In our latest AI research paper reading, we hosted Santosh Vempala, Professor at Georgia Tech and co-author of OpenAI’s paper, “Why Language Models Hallucinate.”
This paper offers one of the clearest theoretical explanations to date of why AI models make up facts — connecting hallucinations to classical misclassification theory and statistical calibration.
The conversation explored how hallucinations emerge during pre-training, why post-training doesn’t always fix them, and what it might take to teach language models when to simply say, “I don’t know.”
🎥 Watch the Talk
Why Language Models Hallucinate — OpenAI Paper Explained by Santosh Vempala
Key Takeaways from the Paper
- Pre-training encourages hallucinations.
Models maximize the likelihood of training data, which often rewards plausibility, not accuracy. When data is limited, false-yet-plausible statements naturally emerge. - Hallucinations are mathematically predictable.
The team proved that hallucination rate ≥ 2 × misclassification rate − correction terms, directly linking language generation errors to classification difficulty. - Calibration explains why LLMs “sound right” but are wrong.
Minimizing log loss ensures calibration. The model’s probabilities align with correctness, but not necessarily truth. - Post-training should penalize “confidently wrong” answers.
When “I don’t know” is scored the same as wrong answers, models are incentivized to guess rather than abstain. Adjusting scoring fixes this bias. - Behavioral calibration matters.
Encouraging abstention through behavioral scoring (rewarding uncertainty and penalizing confident errors) is key to reducing hallucinations long-term.
Highlights from the Talk
(Edited for clarity and brevity)
Santosh Vempala:
“Pre-training encourages hallucinations because language models are designed to replicate the distribution of their data, not to validate truth. If they haven’t seen every possible true statement, they’ll inevitably generate false but plausible ones.”
“Post-training is where we can change behavior. If we treat ‘I don’t know’ as neutral and wrong answers as penalized, the model learns restraint.”
“Our main theorem shows that hallucination rate is at least twice the misclassification rate minus a correction term — meaning, if your classifier can’t tell fact from fiction, your generator will hallucinate.”
Calibration vs. Accuracy
Santosh Vempala:
“Calibration I’ve already mentioned what it is — rather than being accurate, where you’re precise about every probability, you just want to say that on days when you say it’s going to rain 20%, on all those days, it actually rains 20% of the time.”
“Calibration is a much easier goal than being accurate. You could simply output, for every document, the average probability in the training distribution — the same answer every time — and it would still be calibrated.”
“After pre-training, language models are very well calibrated. But calibration is a weaker goal than accuracy.”
“Pre-trained models are often beautifully calibrated — but that just means they’re consistently confident in being wrong.”
Pre-Training vs. Post-Training Dynamics
Santosh Vempala:
“Pre-training is designed to match the data distribution over the training data documents. It will calibrate with the training distribution, but once you encounter something unseen, you hallucinate.”
“Pre-training encourages hallucinations — and this can be proved formally. Post-training should penalize errors more severely than uncertainty.”
“Post-training today is an art with sophisticated techniques and human effort. But one issue is that wrong answers and abstaining are scored the same — just like in the SAT today. If that’s the case, why would you ever abstain?”

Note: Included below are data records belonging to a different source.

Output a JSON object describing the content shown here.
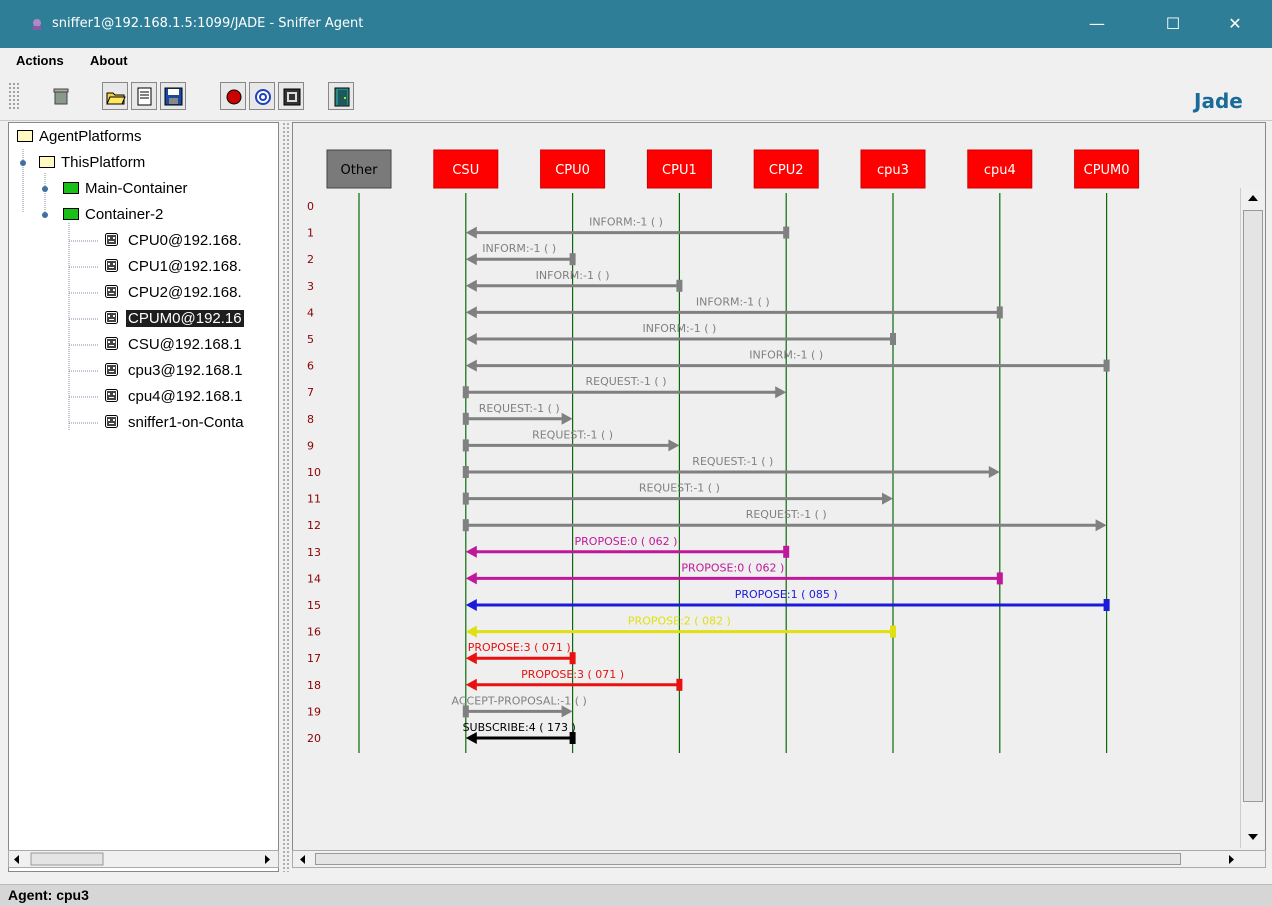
{
  "window": {
    "title": "sniffer1@192.168.1.5:1099/JADE - Sniffer Agent",
    "minimize_glyph": "—",
    "maximize_glyph": "☐",
    "close_glyph": "✕"
  },
  "menu": {
    "items": [
      "Actions",
      "About"
    ]
  },
  "toolbar": {
    "buttons": [
      "clear-canvas-icon",
      "open-file-icon",
      "display-log-icon",
      "save-file-icon",
      "record-icon",
      "message-filter-icon",
      "agent-list-icon",
      "exit-door-icon"
    ],
    "logo_text": "Jade"
  },
  "tree": {
    "root": "AgentPlatforms",
    "platform": "ThisPlatform",
    "containers": [
      "Main-Container",
      "Container-2"
    ],
    "agents": [
      "CPU0@192.168.",
      "CPU1@192.168.",
      "CPU2@192.168.",
      "CPUM0@192.16",
      "CSU@192.168.1",
      "cpu3@192.168.1",
      "cpu4@192.168.1",
      "sniffer1-on-Conta"
    ],
    "selected_agent": "CPUM0@192.16"
  },
  "sniffer": {
    "agents": [
      {
        "name": "Other",
        "style": "gray"
      },
      {
        "name": "CSU",
        "style": "red"
      },
      {
        "name": "CPU0",
        "style": "red"
      },
      {
        "name": "CPU1",
        "style": "red"
      },
      {
        "name": "CPU2",
        "style": "red"
      },
      {
        "name": "cpu3",
        "style": "red"
      },
      {
        "name": "cpu4",
        "style": "red"
      },
      {
        "name": "CPUM0",
        "style": "red"
      }
    ],
    "message_colors": {
      "INFORM": "#808080",
      "REQUEST": "#808080",
      "PROPOSE0": "#c0189a",
      "PROPOSE1": "#1a1adb",
      "PROPOSE2": "#e0e010",
      "PROPOSE3": "#e81010",
      "ACCEPT": "#808080",
      "SUBSCRIBE": "#000000"
    },
    "messages": [
      {
        "n": 0,
        "from": "",
        "to": "",
        "label": "",
        "color": ""
      },
      {
        "n": 1,
        "from": "CPU2",
        "to": "CSU",
        "label": "INFORM:-1 (       )",
        "color": "INFORM"
      },
      {
        "n": 2,
        "from": "CPU0",
        "to": "CSU",
        "label": "INFORM:-1 (       )",
        "color": "INFORM"
      },
      {
        "n": 3,
        "from": "CPU1",
        "to": "CSU",
        "label": "INFORM:-1 (       )",
        "color": "INFORM"
      },
      {
        "n": 4,
        "from": "cpu4",
        "to": "CSU",
        "label": "INFORM:-1 (       )",
        "color": "INFORM"
      },
      {
        "n": 5,
        "from": "cpu3",
        "to": "CSU",
        "label": "INFORM:-1 (       )",
        "color": "INFORM"
      },
      {
        "n": 6,
        "from": "CPUM0",
        "to": "CSU",
        "label": "INFORM:-1 (       )",
        "color": "INFORM"
      },
      {
        "n": 7,
        "from": "CSU",
        "to": "CPU2",
        "label": "REQUEST:-1 (       )",
        "color": "REQUEST"
      },
      {
        "n": 8,
        "from": "CSU",
        "to": "CPU0",
        "label": "REQUEST:-1 (       )",
        "color": "REQUEST"
      },
      {
        "n": 9,
        "from": "CSU",
        "to": "CPU1",
        "label": "REQUEST:-1 (       )",
        "color": "REQUEST"
      },
      {
        "n": 10,
        "from": "CSU",
        "to": "cpu4",
        "label": "REQUEST:-1 (       )",
        "color": "REQUEST"
      },
      {
        "n": 11,
        "from": "CSU",
        "to": "cpu3",
        "label": "REQUEST:-1 (       )",
        "color": "REQUEST"
      },
      {
        "n": 12,
        "from": "CSU",
        "to": "CPUM0",
        "label": "REQUEST:-1 (       )",
        "color": "REQUEST"
      },
      {
        "n": 13,
        "from": "CPU2",
        "to": "CSU",
        "label": "PROPOSE:0 (  062   )",
        "color": "PROPOSE0"
      },
      {
        "n": 14,
        "from": "cpu4",
        "to": "CSU",
        "label": "PROPOSE:0 (  062   )",
        "color": "PROPOSE0"
      },
      {
        "n": 15,
        "from": "CPUM0",
        "to": "CSU",
        "label": "PROPOSE:1 (  085   )",
        "color": "PROPOSE1"
      },
      {
        "n": 16,
        "from": "cpu3",
        "to": "CSU",
        "label": "PROPOSE:2 (  082   )",
        "color": "PROPOSE2"
      },
      {
        "n": 17,
        "from": "CPU0",
        "to": "CSU",
        "label": "PROPOSE:3 (  071   )",
        "color": "PROPOSE3"
      },
      {
        "n": 18,
        "from": "CPU1",
        "to": "CSU",
        "label": "PROPOSE:3 (  071   )",
        "color": "PROPOSE3"
      },
      {
        "n": 19,
        "from": "CSU",
        "to": "CPU0",
        "label": "ACCEPT-PROPOSAL:-1 (       )",
        "color": "ACCEPT"
      },
      {
        "n": 20,
        "from": "CPU0",
        "to": "CSU",
        "label": "SUBSCRIBE:4 (  173   )",
        "color": "SUBSCRIBE"
      }
    ]
  },
  "status": {
    "text": "Agent: cpu3"
  }
}
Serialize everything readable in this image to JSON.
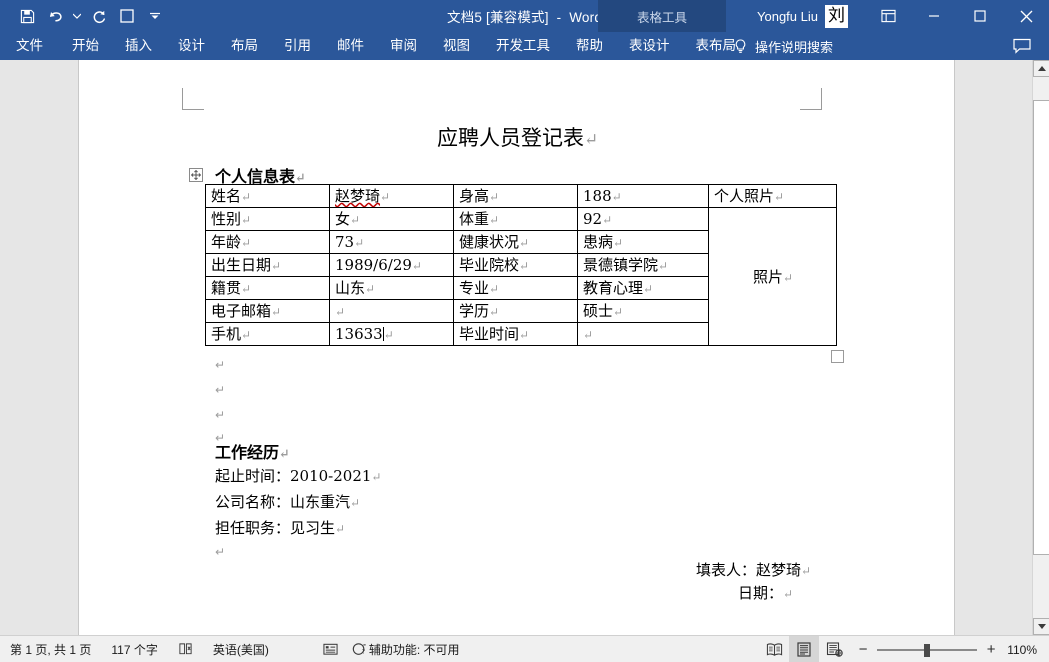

“What we’d like to do is have the language model answer only when sufficiently confident — say, respond only if you’re at least t confident. You could also change evaluation scoring to encourage this.”
Practical Recommendations
Santosh Vempala:
“A correct answer should get a score of 1.
‘I don’t know’ should get 0.
A wrong answer should get a negative score — minus t over (1 minus t).”
“The choice is designed so that it doesn’t make sense to guess unless you’re at least t confident. The expectation would be below zero.”
“We call this behavioral calibration — the model should answer ‘I don’t know’ when its confidence is less than the target confidence for that context.”
“Pre-training produces predictive language models — great at predicting text, even getting things like grammar right. But post-training should produce generative models that don’t hallucinate and know when to abstain.”
“We should invert the incentive: reward uncertainty, penalize wrongness.”
💬 Audience Q&A
Q: Are hallucinations architecture-specific?
A: “No. The phenomenon is statistical, not architectural. Even transformers will hallucinate if unseen data exists.”
Q: Can we measure when a model is incentivized to guess?
A: “Yes — monitor how often confidence and abstention move together. If confidence rises but abstention doesn’t, the model’s reward structure is misaligned.”
Q: Are creative outputs hallucinations?
A: “In creative tasks, hallucination is contextual. The model isn’t factually wrong — it’s generating beyond the data, which can be intentional.”